The Pizkuny Wall: An Iron Curtain in the East
The collapse of the Soviet Union divided a community on the border between Lithuania and Belarus. Now the village straddles a more significant border, between the eastern EU and Europe’s last dictatorship. But where are people happier?
…Many of the lofty hopes that accompanied the collapse of the Soviet Union have not been fulfilled. Only three of the 15 successor states of the Soviet Union are stable democracies: Lithuania and its Baltic neighbors, Estonia and Latvia. Autocrats and their clans control the five Central Asian countries, from Turkmenistan to Kazakhstan. A similar situation applies in the Caucasus nations of Georgia, Armenia and Azerbaijan. And Ukraine can’t seem to decide whether it wants to lean toward Russia or the West.
Two worlds stand in sharp contrast to one another on the border between Lithuania and Belarus: a particularly authoritarian successor state of the Soviet Union and one of the young Eastern European democracies.
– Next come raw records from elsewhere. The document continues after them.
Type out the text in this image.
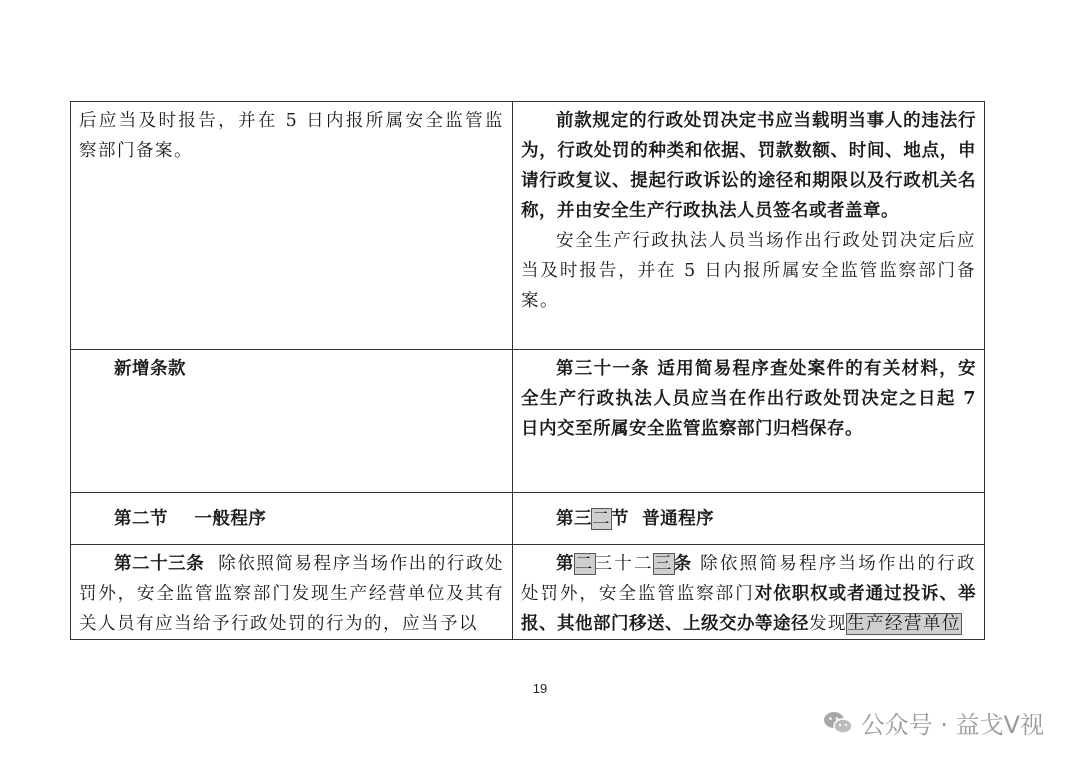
后应当及时报告，并在 5 日内报所属安全监管监察部门备案。	前款规定的行政处罚决定书应当载明当事人的违法行为，行政处罚的种类和依据、罚款数额、时间、地点，申请行政复议、提起行政诉讼的途径和期限以及行政机关名称，并由安全生产行政执法人员签名或者盖章。

安全生产行政执法人员当场作出行政处罚决定后应当及时报告，并在 5 日内报所属安全监管监察部门备案。

新增条款	第三十一条 适用简易程序查处案件的有关材料，安全生产行政执法人员应当在作出行政处罚决定之日起 7 日内交至所属安全监管监察部门归档保存。

第二节    一般程序	第三二节  普通程序

第二十三条 除依照简易程序当场作出的行政处罚外，安全监管监察部门发现生产经营单位及其有关人员有应当给予行政处罚的行为的，应当予以	第二三十二三条 除依照简易程序当场作出的行政处罚外，安全监管监察部门对依职权或者通过投诉、举报、其他部门移送、上级交办等途径发现生产经营单位

19
公众号 · 益戈V视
And, again, an Iron Curtain divides them.
So it seems even more surprising that many on both sides of the border yearn for the old Soviet Union. “At least we had work back then, but today we don’t know what will happen tomorrow,” says Alenzynovich. Across the border in Belarus, Gennady, the husband of his Aunt Janina, hopes that “Putin will reunite us one day,” referring to the Russian prime minister. Wasn’t it Putin who once characterized the Soviet collapse as “the greatest geopolitical catastrophe of the century”?